Germplasm from IITA has novel sources of resistance to Striga spp while germplasm from the International Maize and Wheat Improvement Centre (CIMMYT) is widely adapted to many regions including southern Africa. In order to maximize heterosis using germplasm from IITA and CIMMYT, there is need to understand the population structure and genetic diversity of these materials (Mengesha et al., 2017). This information is crucial in the identification of potential testers and prediction of potential heterotic groups, which are some key determinants of an effective breeding program in maize (Laborda et al., 2005; Nyombayire, 2016).
Plant breeders need to cross inbred lines that are from different heterotic groups to maximize heterosis. The longest and expensive period during a hybrid production is when selecting parents that when crossed produces superior crosses ( Moose and Mumm, 2008). Genetic distances play a very important role in hybrid vigor (Stinard et al., 2008). According to Acquaah (2012), a heterotic group is a group of related genotypes or distant genotypes from the same or different populations, which have similar combining ability when crossed to complementary germplasm groups. In contrast, a heterotic pattern refers to heterotic groups that complements one another and showing high heterosis when crossed (Jannink et al., 2010). Maize breeders postulated the concept of heterosis, when they observed that, inbred lines from different heterotic groups were producing superior hybrids when crossed (Suwarno et al., 2014). Having information on heterotic groups and patterns, a breeder can fully utilize the available germplasm by exploiting complementary lines to produce better performing hybrids (Sibiya et al., 2013). From some studies conducted it was shown that the intergroup hybrids out yields intragroup hybrids in maize (Mengesha et al., 2017).
To begin a maize hybrid program one has to use a well-documented germplasm with well-known heterotic groups and patterns (Moose and Mumm, 2008). Methods such as geographical information, phenotypic traits, pedigree information, combining ability and the use of molecular markers (Wende et al., 2013) have been widely used to classify genotypes.

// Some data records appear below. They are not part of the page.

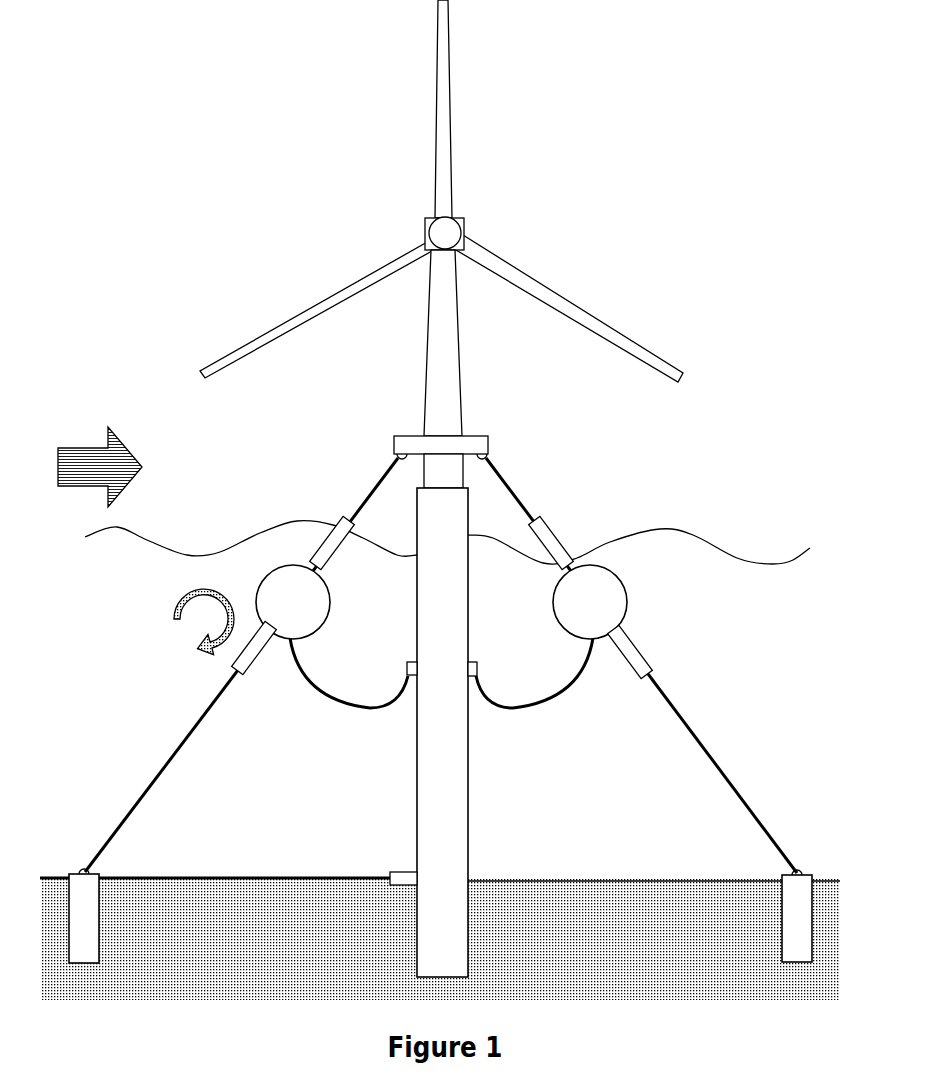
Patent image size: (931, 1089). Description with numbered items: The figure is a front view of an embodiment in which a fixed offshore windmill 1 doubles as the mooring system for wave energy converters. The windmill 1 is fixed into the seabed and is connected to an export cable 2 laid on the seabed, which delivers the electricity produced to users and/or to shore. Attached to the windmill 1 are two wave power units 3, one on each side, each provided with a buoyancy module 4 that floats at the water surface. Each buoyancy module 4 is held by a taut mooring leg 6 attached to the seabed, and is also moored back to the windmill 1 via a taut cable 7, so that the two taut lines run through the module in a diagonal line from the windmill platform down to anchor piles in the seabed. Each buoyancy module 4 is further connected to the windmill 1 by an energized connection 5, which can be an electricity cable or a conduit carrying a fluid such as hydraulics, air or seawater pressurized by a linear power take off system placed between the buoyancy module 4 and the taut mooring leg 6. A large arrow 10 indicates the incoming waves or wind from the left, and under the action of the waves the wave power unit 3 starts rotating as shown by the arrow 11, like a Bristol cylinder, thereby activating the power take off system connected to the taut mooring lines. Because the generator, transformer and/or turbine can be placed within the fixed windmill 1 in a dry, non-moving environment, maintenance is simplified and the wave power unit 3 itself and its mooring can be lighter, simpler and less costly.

The windmill 1 is at (452, 382).
The export cable 2 is at (283, 872).
The wave power unit 3 is at (441, 665).
The buoyancy module 4 is at (608, 597).
The energized connection 5 is at (548, 707).
The taut mooring leg 6 is at (688, 722).
The taut cable 7 is at (505, 478).
The wind/current direction arrow 10 is at (100, 460).
The arrow 11 is at (204, 611).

In the temperate regions, the Reid * Lancaster heterotic pattern has been developed using pedigree analysis and also in Europe, the European flint * Maize Belt dent have been developed based on phenotypic markers (endosperm types) (Paschold et al., 2010; Fischer et al., 2010). In France F2*F6 heterotic pattern derived from open pollinated cultivars was reported while in the tropical regions many patterns have also been developed including the ETO-compote*Tuxpeno and the Suwani*tuxpeno pattern (Acquaah, 2012; Reid et al., 2011). The use of molecular markers especially the single nucleotide polymorphism (SNP) markers has shown advantages over other methods (Acquaah, 2012, Leal et al., 2010, Mammadov et al., 2012, Moose and Mumm, 2008, Xu and Crouch, 2008). The advantages of SNP markers include speed (Leal et al., 2010), locus specificity, codominance, high genomic abundance, high throughput, lower genotyping error rates and low cost per data point (Paschold et al., 2010, Richard et al., 2018, Semagn et al., 2012). The aim of this study was to determine the genetic diversity and population structure of the key germplasm from CIMMYT and IITA using SNP markers. This information could guide in the identification of heterotic groups and potential testers required to kick start a maize breeding program for Striga asiatica in southern Africa.